Sitting low and snaking around curves in the QX30 feeds your quest for a sports car, but it also can snap you back in focus when its foul weather, including Minnesota snowstorms, and you are reminded that this is an SUV, after all.
A panoramic sunroof, which Infiniti calls a moonroof, is also included, along with the usual vehicle dynamic control and brake force distribution on the antilock brakes, and an upgraded audio and navigation system. All of that runs the test-vehicle price up from its $37,700 sticker price to a final $46,035, but that’s with all the performance and safety equipment loaded up. The test car’s silver-grey Graphite-Shadow paint sets it off as a technology center, too.
I like SUVs, and I most like compact SUVs, but a compact SUV that has an identity crisis because it thinks it’s a sports car is something I hadn’t considered.
Then last week, the Q60 rolled up to my door. I know about the letter and number designations, but I was surprised to see a sporty, racy coupe. The 3.0t Premium coupe would have looked good in any color, but this happened to be Iridium Blue, which is a dark, penetrating, contrasted by white leather on the seats.
All-new for 2017, the Q60 3.0t Premium AWD Technology brings back the iconic Infiniti coupe in a technical tour de force. While you could start with the same 208-horsepower/258 foot-pounds of torque as the QX30, the move up to the twin-turbocharged 3.0-liter V6 offers 300 horsepower and 295 foot-pounds of torque. There is another, top version that hits 400 horsepower. Trust me, the 300/295 powerplant is more than adequate, but then I’d be happy with that over-achieving little 4 as well.
The sticker on the Q60 is $46,300 before you start adding the technology package, the direct adaptive steering, the leather seats, and the driver assistance package, which gather together the bline-spot assist, predictive forward collision warning, pedestria detecting forward braking, moving object detection anywhere in a 360-degree radius, back-up cross-traffic alert with collision intervention, and rain-sensing wipers. All that lifts the price tag to $57,255.
Naturally it has all the safety and proximity alert equipment as the QX30, and the sports coupe adds a killer Bose center-point surround audio system with 13 speakers.
More technology is available via a small toggle switch on the console, allowing you to switch from standard to eco to sport, sport-plus, or personal. Sport switches the car to heavier steering and quicker response, and firmer suspension. Sport-plus is more of the same, while eco backs you down to an easier ride and steering. The personal setting lets you mix and match to get the exact steering, ride and shift-point response.

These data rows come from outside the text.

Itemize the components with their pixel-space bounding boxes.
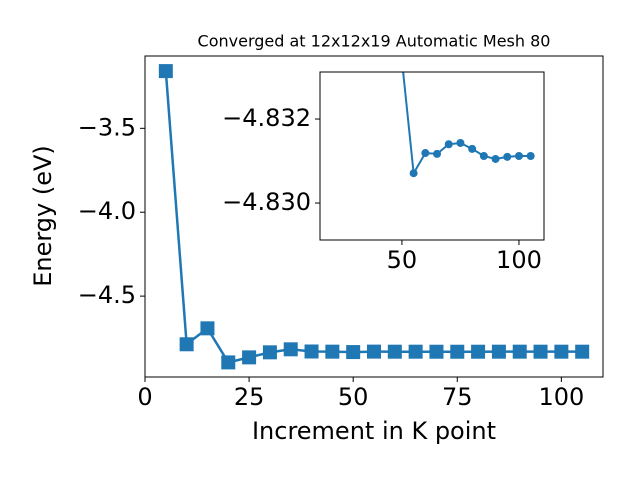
data-point: [346, 345, 361, 360]
plot-series: [402, 72, 535, 178]
y-tick-label: −4.832: [222, 104, 311, 132]
plot-series: [158, 64, 590, 370]
data-point: [514, 152, 523, 160]
data-point: [491, 154, 500, 163]
data-point: [554, 344, 569, 359]
data-point: [575, 344, 590, 359]
data-point: [429, 344, 444, 359]
x-tick-label: 50: [338, 383, 369, 411]
data-point: [503, 152, 512, 161]
y-axis-label: Energy (eV): [29, 145, 57, 287]
x-tick-label: 100: [538, 383, 584, 411]
data-point: [242, 350, 257, 365]
data-point: [408, 344, 423, 359]
data-point: [421, 149, 430, 158]
data-point: [179, 337, 194, 352]
y-tick-label: −4.5: [78, 281, 136, 309]
data-point: [325, 344, 340, 359]
y-tick-label: −4.0: [78, 197, 136, 225]
data-point: [158, 64, 173, 79]
data-point: [409, 169, 418, 178]
axes-frame: [144, 55, 604, 378]
x-tick-label: 25: [234, 383, 265, 411]
x-tick-label: 75: [442, 383, 473, 411]
data-point: [533, 344, 548, 359]
x-axis-label: Increment in K point: [252, 417, 496, 445]
data-point: [512, 344, 527, 359]
data-point: [200, 321, 215, 336]
data-point: [221, 355, 236, 370]
data-point: [283, 342, 298, 357]
data-point: [387, 344, 402, 359]
data-point: [526, 152, 535, 160]
data-point: [304, 344, 319, 359]
data-point: [262, 345, 277, 360]
data-point: [450, 344, 465, 359]
x-tick-label: 50: [387, 246, 418, 274]
x-tick-label: 0: [137, 383, 152, 411]
axes-frame: [319, 71, 545, 241]
data-point: [491, 344, 506, 359]
y-tick-label: −3.5: [78, 113, 136, 141]
data-point: [444, 140, 453, 149]
y-tick-label: −4.830: [222, 188, 311, 216]
data-point: [456, 138, 465, 147]
data-point: [471, 344, 486, 359]
data-point: [479, 152, 488, 160]
chart-title: Converged at 12x12x19 Automatic Mesh 80: [198, 32, 551, 51]
x-tick-label: 100: [496, 246, 542, 274]
data-point: [367, 344, 381, 359]
data-point: [433, 149, 442, 158]
data-point: [468, 144, 477, 153]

Direct adaptive steering lets you control the tire angle and steering inputs to the wheels faster than a mechanical system could, and active trace control using light braking and engine output to the wheels to make the car handle even quicker and more precisely.

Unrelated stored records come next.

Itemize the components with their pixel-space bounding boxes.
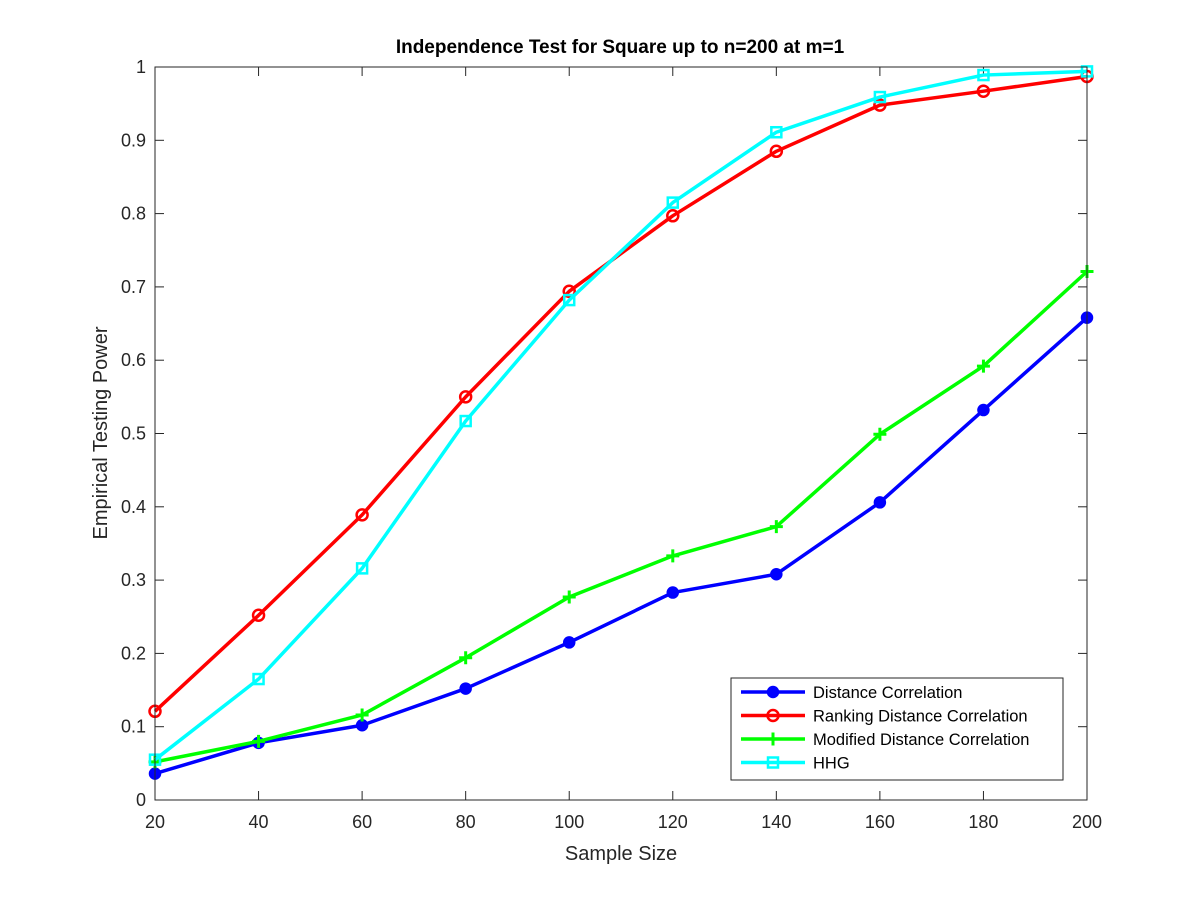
data-point-hhg <box>459 414 472 428</box>
data-point-modified-distance-correlation <box>252 734 266 748</box>
series-layer <box>148 65 1094 780</box>
data-point-hhg <box>666 196 680 209</box>
data-point-modified-distance-correlation <box>873 427 887 441</box>
data-point-distance-correlation <box>562 636 576 649</box>
legend-item: HHG <box>741 755 850 773</box>
y-tick-label: 1 <box>136 57 146 77</box>
series-line-modified-distance-correlation <box>154 270 1089 764</box>
x-tick-label: 200 <box>1072 812 1102 832</box>
data-point-hhg <box>252 672 265 686</box>
data-point-hhg <box>562 293 576 307</box>
x-tick-label: 160 <box>865 812 895 832</box>
data-point-distance-correlation <box>770 567 783 581</box>
y-tick-label: 0 <box>136 790 146 810</box>
data-point-ranking-distance-correlation <box>251 608 266 623</box>
data-point-hhg <box>355 562 369 575</box>
data-point-hhg <box>873 90 887 104</box>
data-point-ranking-distance-correlation <box>976 84 991 98</box>
data-point-modified-distance-correlation <box>666 549 680 563</box>
y-tick-label: 0.3 <box>121 570 146 590</box>
data-point-modified-distance-correlation <box>562 590 576 604</box>
data-point-distance-correlation <box>459 682 472 695</box>
series-line-distance-correlation <box>154 316 1089 776</box>
legend-marker <box>766 685 780 699</box>
legend-marker <box>766 756 780 769</box>
data-point-hhg <box>770 125 783 139</box>
data-point-modified-distance-correlation <box>769 520 783 534</box>
legend-label: HHG <box>813 755 850 773</box>
legend-label: Distance Correlation <box>813 684 962 702</box>
y-tick-label: 0.4 <box>121 497 146 517</box>
data-point-ranking-distance-correlation <box>562 284 576 299</box>
y-tick-label: 0.7 <box>121 277 146 297</box>
x-tick-label: 120 <box>658 812 688 832</box>
legend-label: Ranking Distance Correlation <box>813 708 1028 726</box>
chart-title: Independence Test for Square up to n=200… <box>396 37 845 58</box>
axis-ticks: 20 40 60 80 100 120 140 160 180 200 0 0.1 0.2 0.3 0.4 0… <box>121 57 1102 832</box>
y-tick-label: 0.9 <box>121 130 146 150</box>
legend-item: Modified Distance Correlation <box>741 731 1029 749</box>
data-point-modified-distance-correlation <box>355 708 369 722</box>
data-point-modified-distance-correlation <box>976 359 990 373</box>
y-tick-label: 0.6 <box>121 350 146 370</box>
legend-marker <box>766 732 780 746</box>
x-tick-label: 20 <box>145 812 165 832</box>
series-line-hhg <box>153 69 1088 762</box>
x-tick-label: 140 <box>761 812 791 832</box>
y-tick-label: 0.8 <box>121 204 146 224</box>
x-tick-label: 100 <box>554 812 584 832</box>
legend-item: Ranking Distance Correlation <box>741 708 1028 726</box>
data-point-distance-correlation <box>977 403 990 417</box>
data-point-ranking-distance-correlation <box>666 209 680 223</box>
x-tick-label: 180 <box>968 812 998 832</box>
x-tick-label: 80 <box>456 812 476 832</box>
legend-item: Distance Correlation <box>741 684 962 702</box>
data-point-distance-correlation <box>666 586 680 599</box>
y-tick-label: 0.1 <box>121 717 146 737</box>
legend-marker <box>766 708 780 723</box>
data-point-modified-distance-correlation <box>459 651 473 665</box>
data-point-ranking-distance-correlation <box>873 98 887 112</box>
legend: Distance Correlation Ranking Distance Cor… <box>730 677 1064 781</box>
x-tick-label: 40 <box>249 812 269 832</box>
series-hhg <box>148 65 1094 766</box>
data-point-ranking-distance-correlation <box>458 390 473 404</box>
x-axis-label: Sample Size <box>565 843 677 865</box>
y-tick-label: 0.5 <box>121 424 146 444</box>
plot-frame <box>154 66 1088 801</box>
y-axis-label: Empirical Testing Power <box>90 326 112 539</box>
legend-label: Modified Distance Correlation <box>813 731 1029 749</box>
data-point-ranking-distance-correlation <box>355 508 369 522</box>
x-tick-label: 60 <box>352 812 372 832</box>
data-point-distance-correlation <box>873 496 887 509</box>
data-point-ranking-distance-correlation <box>769 144 784 159</box>
data-point-hhg <box>977 68 990 82</box>
y-tick-label: 0.2 <box>121 643 146 663</box>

If the lane departure warning and blind spot warnings aren’t enough, you can set the Q60 for active lane control and blind spot intervention. Maybe you didn’t react quickly enough to the lane-departure warning, then the car can be instructed to push you back into your proper lane. These devices can be turned off, too.

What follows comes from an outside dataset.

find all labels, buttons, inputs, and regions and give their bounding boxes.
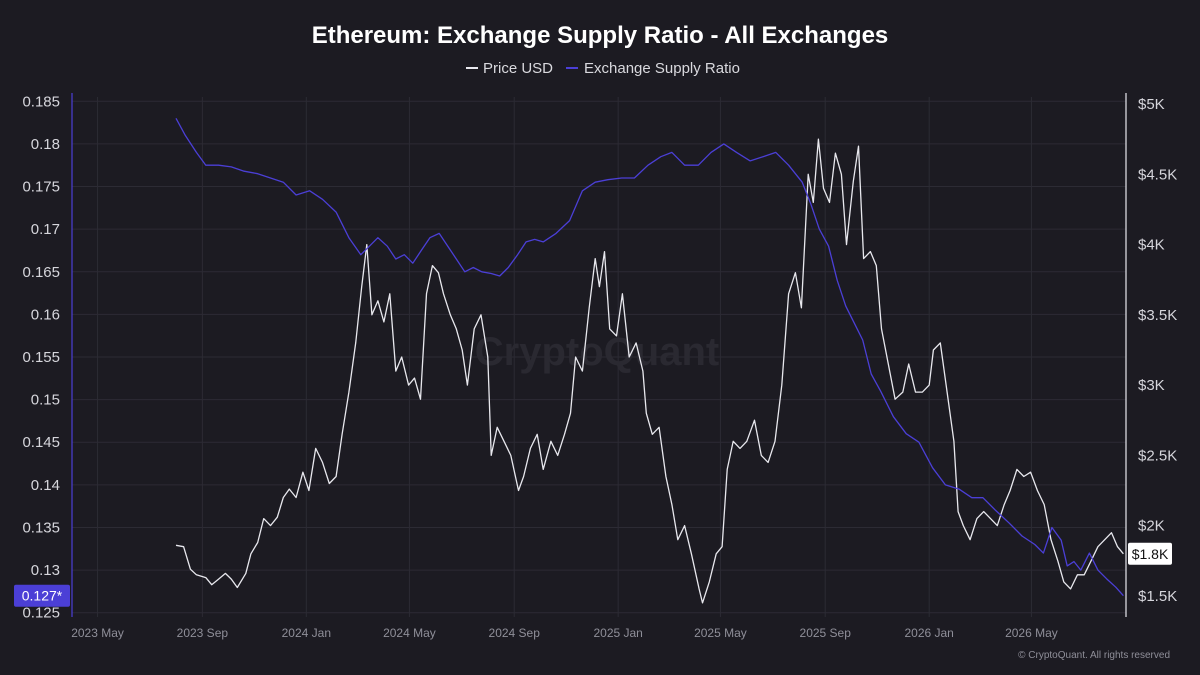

During my week, I never did really hammer the Q60, because moderate throttle on takeoff or for passing pushed you prominently to where you wanted to be. Anything more, I figured, would have given me the means to test the extra police holiday patrolling.
The predictive forward collision warning measures your velocity as well as the car ahead, and the car ahead of that one, and warns if you are closing too fast.
If you’re just taking it easy, you might be in eco mode, which eases the sportiness of your steering and suspension, and -- get this -- signals you that you’re not driving in optimum economy mode by an indicator light, and by pushing back on your gas pedal pressure.